A body dropped from top of a tower falls through ` 40 m` during the last two seconds of its fall. The height of tower in m is ( g= 10 m//s^2)`

To find the height of the tower from which a body is dropped, we can follow these steps: ### Step-by-Step Solution: 1. **Understanding the Problem**: - A body is dropped from the top of a tower and falls through a distance of 40 m during the last 2 seconds of its fall. - We need to find the height of the tower (h) given that the acceleration due to gravity (g) is 10 m/s². 2. **Using the Equation of Motion**: - The distance fallen by the body can be described using the equation of motion: \[ s = ut + \frac{1}{2} a t^2 \] - Here, \( s \) is the distance fallen, \( u \) is the initial velocity (which is 0 since the body is dropped), \( a \) is the acceleration due to gravity (g), and \( t \) is the total time of fall. 3. **Setting Up the Equation for Total Fall**: - Since the initial velocity \( u = 0 \), the equation simplifies to: \[ h = \frac{1}{2} g t^2 \] - This will be our Equation (1). 4. **Distance Fallen in the Last 2 Seconds**: - The distance fallen in the last 2 seconds can be expressed as: \[ s_{last\ 2\ seconds} = s(t) - s(t-2) \] - We know this distance is 40 m.
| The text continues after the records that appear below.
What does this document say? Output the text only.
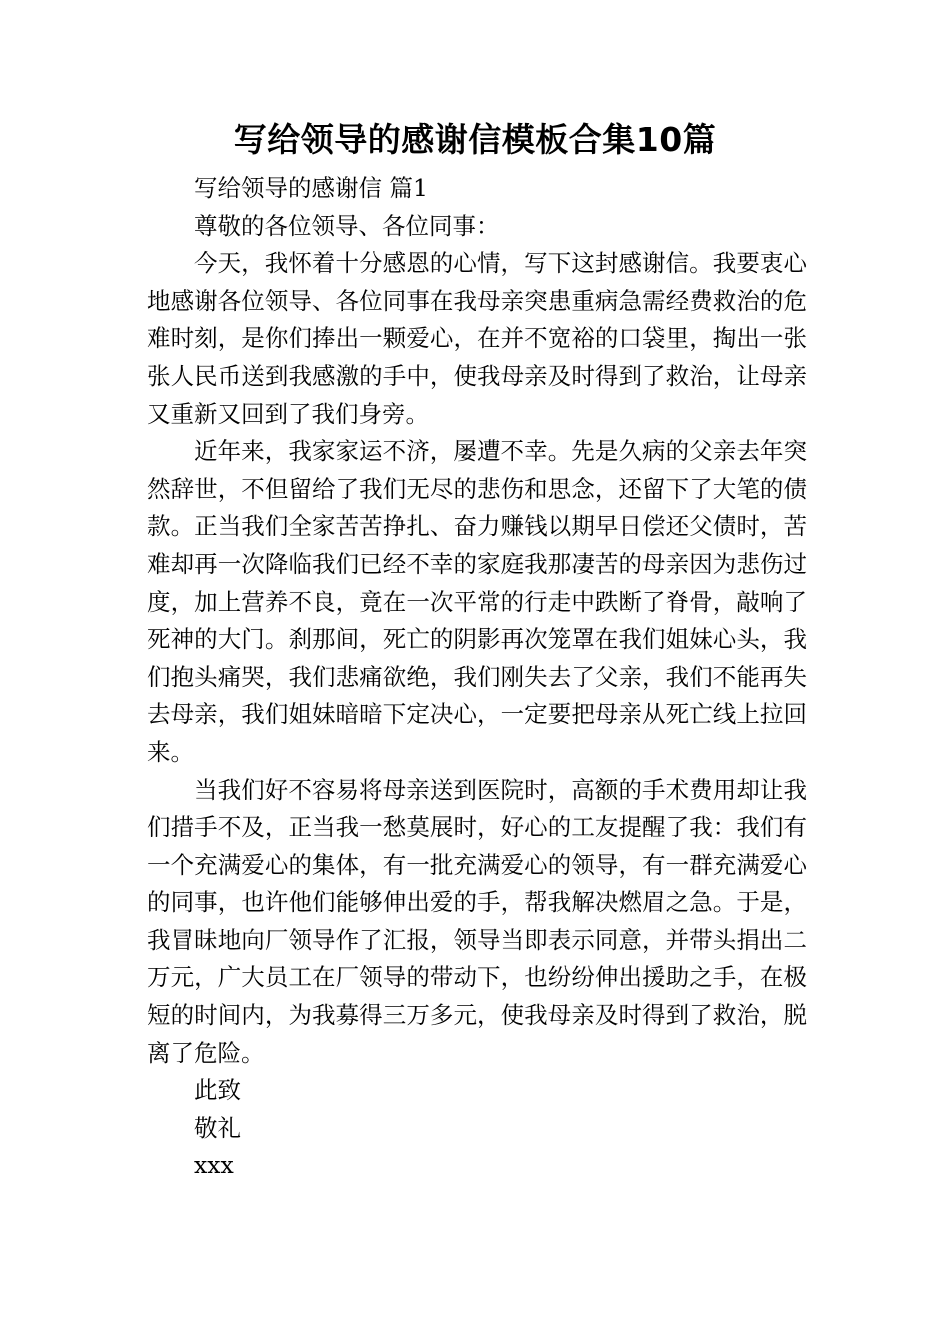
写给领导的感谢信模板合集10篇

写给领导的感谢信 篇1

尊敬的各位领导、各位同事：

今天，我怀着十分感恩的心情，写下这封感谢信。我要衷心地感谢各位领导、各位同事在我母亲突患重病急需经费救治的危难时刻，是你们捧出一颗爱心，在并不宽裕的口袋里，掏出一张张人民币送到我感激的手中，使我母亲及时得到了救治，让母亲又重新又回到了我们身旁。

近年来，我家家运不济，屡遭不幸。先是久病的父亲去年突然辞世，不但留给了我们无尽的悲伤和思念，还留下了大笔的债款。正当我们全家苦苦挣扎、奋力赚钱以期早日偿还父债时，苦难却再一次降临我们已经不幸的家庭我那凄苦的母亲因为悲伤过度，加上营养不良，竟在一次平常的行走中跌断了脊骨，敲响了死神的大门。刹那间，死亡的阴影再次笼罩在我们姐妹心头，我们抱头痛哭，我们悲痛欲绝，我们刚失去了父亲，我们不能再失去母亲，我们姐妹暗暗下定决心，一定要把母亲从死亡线上拉回来。

当我们好不容易将母亲送到医院时，高额的手术费用却让我们措手不及，正当我一愁莫展时，好心的工友提醒了我：我们有一个充满爱心的集体，有一批充满爱心的领导，有一群充满爱心的同事，也许他们能够伸出爱的手，帮我解决燃眉之急。于是，我冒昧地向厂领导作了汇报，领导当即表示同意，并带头捐出二万元，广大员工在厂领导的带动下，也纷纷伸出援助之手，在极短的时间内，为我募得三万多元，使我母亲及时得到了救治，脱离了危险。

此致

敬礼

xxx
Therefore: \[ s(t) - s(t-2) = 40 \] 5. **Calculating Distances**: - Using the equation of motion for both \( s(t) \) and \( s(t-2) \): \[ s(t) = \frac{1}{2} g t^2 \] \[ s(t-2) = \frac{1}{2} g (t-2)^2 \] - Substitute these into the distance equation: \[ \frac{1}{2} g t^2 - \frac{1}{2} g (t-2)^2 = 40 \] - Factoring out \( \frac{1}{2} g \): \[ \frac{1}{2} g \left( t^2 - (t^2 - 4t + 4) \right) = 40 \] - Simplifying gives: \[ \frac{1}{2} g (4t - 4) = 40 \] - Rearranging leads to: \[ 2g(t - 1) = 40 \] 6. **Solving for Time (t)**: - Substitute \( g = 10 \): \[ 20(t - 1) = 40 \] - Dividing both sides by 20: \[ t - 1 = 2 \implies t = 3 \text{ seconds} \] 7. **Finding the Height of the Tower**: - Now substitute \( t = 3 \) back into Equation (1): \[ h = \frac{1}{2} g t^2 = \frac{1}{2} \times 10 \times 3^2 = \frac{1}{2} \times 10 \times 9 = 45 \text{ m} \] ### Final Answer: The height of the tower is **45 meters**. ---